ERDOGAN CRITICIZES ISRAEL OVER “GENOCIDE”
Turkey’s President Recep Tayyip Erdogan renewed his attacks on Israel as he arrived in Tirana Thursday, the first stop of a Balkans tour that will also take him to Serbia.
Repeating his claim that Israel’s actions in Gaza constituted “genocide”, he branded it the “shame of humanity”, at a joint press conference with Albanian Prime Minister Edi Rama.
“The international community, we must do our best to urgently guarantee a permanent ceasefire and exert the necessary pressure on Israel,” he added.
“The genocide that has been going on in Gaza for the past year is the common shame of all humanity,” he added.
Erdogan has branded Israel’s Prime Minister Benjamin Netanyahu the “butcher of Gaza” and compared him to Nazi Germany’s Adolf Hitler.
“The aggression led by the Netanyahu government now threatens the world order beyond the region,” Erdogan said.
Later Thursday Erdogan, accompanied by Prime Minister Edi Rama, inaugurated the Great Mosque of Tirana.
The largest Muslim place of worship in the Balkans, it has a capacity of up to 10,000 people. The project, funded by Turkey, cost 30 million euros.
Turkey is also a major employer in Albania. As Erdogan said in February, over 600 Turkish companies operate in the country, providing jobs to more than 15,000 workers.
It is also one of the five biggest foreign investors in Albania, he said, with $3.5 billion (3.2 billion euros) committed.
The two NATO member countries also have close military ties, with Turkey supplying Tirana with its Bayraktar TB2 drones.
For the second stage of his tour Erdogan traveled from Albania to Serbia, where he was greeted at Belgrade airport by Serbian President Aleksandar Vucic.
Turkey made a diplomatic comeback here in 2017 when Erdogan made a landmark visit to Belgrade.
The five-century Ottoman presence in Serbia has traditionally weighed heavily on Belgrade-Ankara relations.
Another source of tension has been Turkey’s historic ties with Serbia’s former breakaway province of Kosovo.

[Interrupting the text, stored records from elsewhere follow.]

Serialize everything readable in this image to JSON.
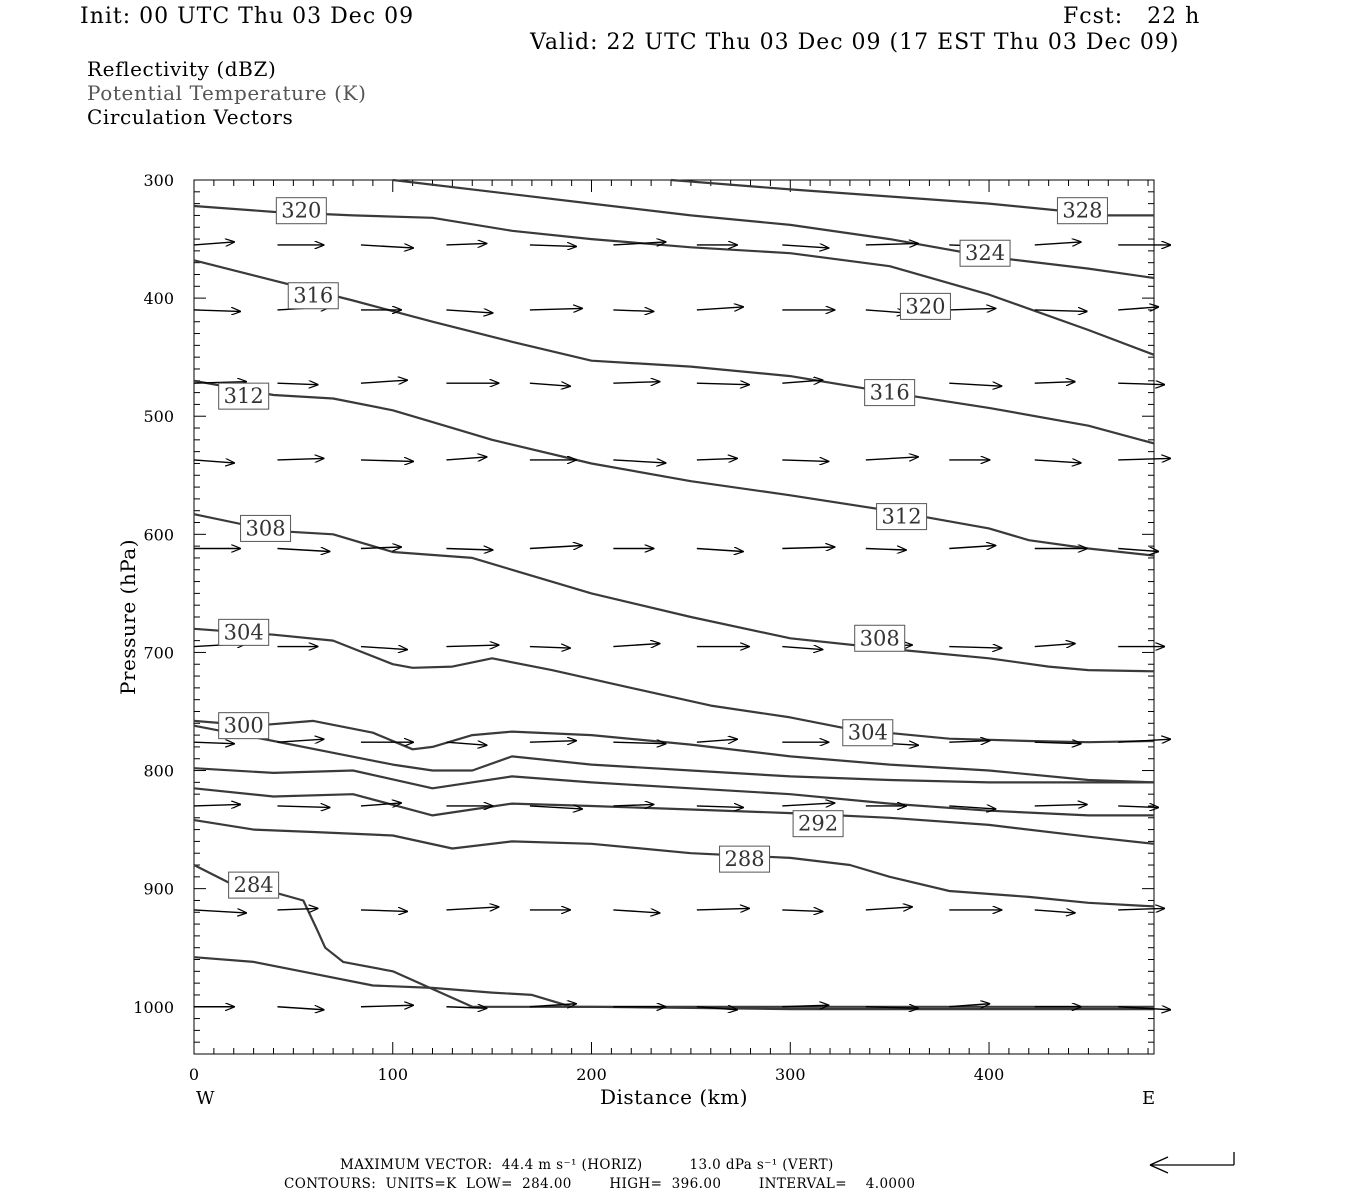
{
  "header": {
    "init": "Init: 00 UTC Thu 03 Dec 09",
    "fcst": "Fcst:   22 h",
    "valid": "Valid: 22 UTC Thu 03 Dec 09 (17 EST Thu 03 Dec 09)"
  },
  "legend": {
    "line1": "Reflectivity (dBZ)",
    "line2": "Potential Temperature (K)",
    "line3": "Circulation Vectors"
  },
  "footer": {
    "vector_line": "MAXIMUM VECTOR:  44.4 m s⁻¹ (HORIZ)          13.0 dPa s⁻¹ (VERT)",
    "contour_line": "CONTOURS:  UNITS=K  LOW=  284.00        HIGH=  396.00        INTERVAL=    4.0000"
  },
  "chart_data": {
    "type": "line",
    "title": "",
    "xlabel": "Distance (km)",
    "ylabel": "Pressure (hPa)",
    "xlim": [
      0,
      483
    ],
    "ylim": [
      1040,
      300
    ],
    "x_ticks": [
      0,
      100,
      200,
      300,
      400
    ],
    "y_ticks": [
      300,
      400,
      500,
      600,
      700,
      800,
      900,
      1000
    ],
    "x_end_labels": {
      "left": "W",
      "right": "E"
    },
    "grid": false,
    "contour_color": "#3a3a3a",
    "vector_color": "#000000",
    "series": [
      {
        "label": "",
        "x": [
          0,
          30,
          60,
          90,
          120,
          150,
          170,
          190,
          210,
          240,
          270,
          300,
          330,
          360,
          390,
          420,
          450,
          483
        ],
        "y": [
          958,
          962,
          972,
          982,
          984,
          988,
          990,
          1000,
          1000,
          1000,
          1000,
          1000,
          1000,
          1000,
          1000,
          1000,
          1000,
          1000
        ]
      },
      {
        "label": "284",
        "x": [
          0,
          20,
          40,
          55,
          62,
          66,
          75,
          100,
          120,
          140,
          160,
          200,
          250,
          300,
          350,
          400,
          450,
          483
        ],
        "y": [
          880,
          897,
          903,
          910,
          935,
          950,
          962,
          970,
          985,
          1000,
          1000,
          1000,
          1001,
          1002,
          1002,
          1002,
          1002,
          1002
        ]
      },
      {
        "label": "288",
        "x": [
          0,
          30,
          60,
          100,
          130,
          160,
          200,
          250,
          300,
          330,
          350,
          380,
          420,
          450,
          483
        ],
        "y": [
          842,
          850,
          852,
          855,
          866,
          860,
          862,
          870,
          874,
          880,
          890,
          902,
          907,
          912,
          915
        ]
      },
      {
        "label": "292",
        "x": [
          0,
          40,
          80,
          120,
          160,
          200,
          250,
          300,
          350,
          400,
          450,
          483
        ],
        "y": [
          815,
          822,
          820,
          838,
          828,
          830,
          833,
          836,
          840,
          846,
          856,
          862
        ]
      },
      {
        "label": "",
        "x": [
          0,
          40,
          80,
          120,
          160,
          200,
          250,
          300,
          350,
          400,
          450,
          483
        ],
        "y": [
          798,
          802,
          800,
          815,
          805,
          810,
          815,
          820,
          828,
          834,
          838,
          838
        ]
      },
      {
        "label": "",
        "x": [
          0,
          40,
          70,
          100,
          120,
          140,
          160,
          200,
          250,
          300,
          350,
          400,
          450,
          483
        ],
        "y": [
          762,
          775,
          785,
          795,
          800,
          800,
          788,
          795,
          800,
          805,
          808,
          810,
          810,
          810
        ]
      },
      {
        "label": "300",
        "x": [
          0,
          30,
          60,
          90,
          110,
          120,
          140,
          160,
          200,
          250,
          300,
          350,
          400,
          450,
          483
        ],
        "y": [
          758,
          762,
          758,
          768,
          782,
          780,
          770,
          767,
          770,
          778,
          788,
          795,
          800,
          808,
          810
        ]
      },
      {
        "label": "304",
        "x": [
          0,
          40,
          70,
          100,
          110,
          130,
          150,
          180,
          220,
          260,
          300,
          330,
          380,
          420,
          450,
          483
        ],
        "y": [
          680,
          685,
          690,
          710,
          713,
          712,
          705,
          715,
          730,
          745,
          755,
          765,
          773,
          775,
          776,
          775
        ]
      },
      {
        "label": "308",
        "x": [
          0,
          40,
          70,
          100,
          140,
          160,
          200,
          250,
          300,
          350,
          400,
          430,
          450,
          483
        ],
        "y": [
          583,
          597,
          600,
          615,
          620,
          630,
          650,
          670,
          688,
          697,
          705,
          712,
          715,
          716
        ]
      },
      {
        "label": "312",
        "x": [
          0,
          40,
          70,
          100,
          120,
          150,
          200,
          250,
          300,
          350,
          400,
          420,
          450,
          483
        ],
        "y": [
          470,
          482,
          485,
          495,
          505,
          520,
          540,
          555,
          567,
          580,
          595,
          605,
          612,
          618
        ]
      },
      {
        "label": "316",
        "x": [
          0,
          40,
          80,
          120,
          160,
          200,
          250,
          300,
          350,
          400,
          450,
          483
        ],
        "y": [
          368,
          385,
          402,
          420,
          437,
          453,
          458,
          466,
          480,
          493,
          508,
          523
        ]
      },
      {
        "label": "320",
        "x": [
          0,
          40,
          80,
          120,
          160,
          200,
          250,
          300,
          350,
          400,
          450,
          483
        ],
        "y": [
          322,
          327,
          330,
          332,
          343,
          350,
          357,
          362,
          373,
          397,
          427,
          448
        ]
      },
      {
        "label": "324",
        "x": [
          100,
          150,
          200,
          250,
          300,
          350,
          400,
          450,
          483
        ],
        "y": [
          300,
          310,
          320,
          330,
          338,
          350,
          365,
          375,
          383
        ]
      },
      {
        "label": "328",
        "x": [
          240,
          300,
          350,
          400,
          430,
          460,
          483
        ],
        "y": [
          300,
          308,
          314,
          320,
          325,
          330,
          330
        ]
      }
    ],
    "contour_labels": [
      {
        "text": "320",
        "x": 54,
        "y": 326
      },
      {
        "text": "316",
        "x": 60,
        "y": 398
      },
      {
        "text": "312",
        "x": 25,
        "y": 483
      },
      {
        "text": "308",
        "x": 36,
        "y": 595
      },
      {
        "text": "304",
        "x": 25,
        "y": 683
      },
      {
        "text": "300",
        "x": 25,
        "y": 762
      },
      {
        "text": "284",
        "x": 30,
        "y": 897
      },
      {
        "text": "328",
        "x": 447,
        "y": 326
      },
      {
        "text": "324",
        "x": 398,
        "y": 362
      },
      {
        "text": "320",
        "x": 368,
        "y": 407
      },
      {
        "text": "316",
        "x": 350,
        "y": 480
      },
      {
        "text": "312",
        "x": 356,
        "y": 585
      },
      {
        "text": "308",
        "x": 345,
        "y": 688
      },
      {
        "text": "304",
        "x": 339,
        "y": 768
      },
      {
        "text": "292",
        "x": 314,
        "y": 845
      },
      {
        "text": "288",
        "x": 277,
        "y": 875
      }
    ],
    "vector_levels": [
      {
        "p": 355,
        "xs": [
          0,
          42,
          84,
          127,
          169,
          211,
          253,
          296,
          338,
          380,
          423,
          465
        ],
        "u": 1,
        "w": 0
      },
      {
        "p": 410,
        "xs": [
          0,
          42,
          84,
          127,
          169,
          211,
          253,
          296,
          338,
          380,
          423,
          465
        ],
        "u": 1,
        "w": 0
      },
      {
        "p": 472,
        "xs": [
          0,
          42,
          84,
          127,
          169,
          211,
          253,
          296,
          338,
          380,
          423,
          465
        ],
        "u": 1,
        "w": 0
      },
      {
        "p": 537,
        "xs": [
          0,
          42,
          84,
          127,
          169,
          211,
          253,
          296,
          338,
          380,
          423,
          465
        ],
        "u": 1,
        "w": 0
      },
      {
        "p": 612,
        "xs": [
          0,
          42,
          84,
          127,
          169,
          211,
          253,
          296,
          338,
          380,
          423,
          465
        ],
        "u": 1,
        "w": 0
      },
      {
        "p": 695,
        "xs": [
          0,
          42,
          84,
          127,
          169,
          211,
          253,
          296,
          338,
          380,
          423,
          465
        ],
        "u": 1,
        "w": 0
      },
      {
        "p": 776,
        "xs": [
          0,
          42,
          84,
          127,
          169,
          211,
          253,
          296,
          338,
          380,
          423,
          465
        ],
        "u": 1,
        "w": 0
      },
      {
        "p": 830,
        "xs": [
          0,
          42,
          84,
          127,
          169,
          211,
          253,
          296,
          338,
          380,
          423,
          465
        ],
        "u": 1,
        "w": 0
      },
      {
        "p": 918,
        "xs": [
          0,
          42,
          84,
          127,
          169,
          211,
          253,
          296,
          338,
          380,
          423,
          465
        ],
        "u": 1,
        "w": 0
      },
      {
        "p": 1000,
        "xs": [
          0,
          42,
          84,
          127,
          169,
          211,
          253,
          296,
          338,
          380,
          423,
          465
        ],
        "u": 1,
        "w": 0
      }
    ]
  }
}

Kosovo declared independence in 2008, a move Belgrade still refuses to recognize.
Erdogan’s 2017 visit repaired the relationship with Serbia, Belgrade analyst Vuk Vuksanovic told AFP.
But Belgrade was furious last year when Turkey sold drones to Kosovo, something Serbia said was “unacceptable”.
The row could however still be patched up, Vuksanovic insisted.
“I would not be surprised if we see a military deal at the end of this visit,” he said.
He expected talks in Belgrade on Friday to focus on “military cooperation, the position of Turkish companies — and attempts by Belgrade to persuade Ankara to tone down support for Kosovo”.
While the rapprochement is relatively new, economic ties between the two countries are already significant.
Turkish investment in Serbia has rocketed from $1 million to $400 million over the past decade, the Turkey-Serbia business council told Turkey’s Anadolu news agency.
Turkish exports to Serbia hit $2.13 billion in 2022, up from $1.14 billion in 2020, according to official Serbian figures.
Turkish tourists are also important for Serbia, second only to visitor numbers from Bosnia.